Ce fils d'agriculteur n'a pas vraiment choisi ce métier par amour. Il a suivi les pas de son frère pour nourrir son foyer, même s'il ne roule pas sur l'or avec ses 50 000 francs CFA mensuels (76 euros).
Dans son camion, ce père de famille achemine aussi bien du carrelage que des produits alimentaires. La route, il la connaît par cœur : les nids de poules de l'axe Douala-Maroua-Kousseri n'ont aucun secret pour lui.
"Parfois je ne sais même pas ce que je transporte. Sur le bordereau, il y a juste le nom du destinataire", confie-t-il.

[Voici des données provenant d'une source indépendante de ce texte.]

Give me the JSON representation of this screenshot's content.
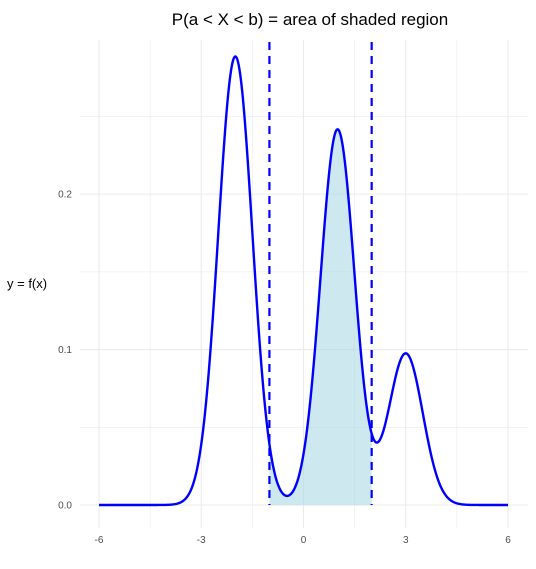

Pour Roger, l'essentiel, c'est que sa marchandise arrive à destination. Mais depuis l'offensive de Boko Haram dans l'extrême nord du Cameroun, en accord avec son patron, Roger ne s'aventure plus sur cette route : "Ils nous égorgent de derrière."
Depuis trois mois, comme les 12 chauffeurs de sa société, il emprunte un itinéraire de contournement, en remontant par le sud du Tchad depuis Moundou, la capitale économique.
De Douala en passant par Moundou, Kelo, Bongor, Glendeng, jusqu'à N'Djamena, ce ne sont pas moins 4 000 kilomètres de route. Soit une centaine de kilomètres de plus que s'il traversait le Cameroun ou six jours de route au lieu de quatre en temps normal.
"On est plus fatigué par les tracasseries que par la route", lance le jeune homme. Par tracasserie, il faut entendre les petites sommes d'argent réclamées le long du trajet pour qu'il poursuive sereinement sa route. "Il est temps que les armées tchadienne et camerounaise nous débarrassent de Boko Haram", supplie-t-il.
En attendant, Roger préfère perdre du temps et de l'argent mais conserver sa vie.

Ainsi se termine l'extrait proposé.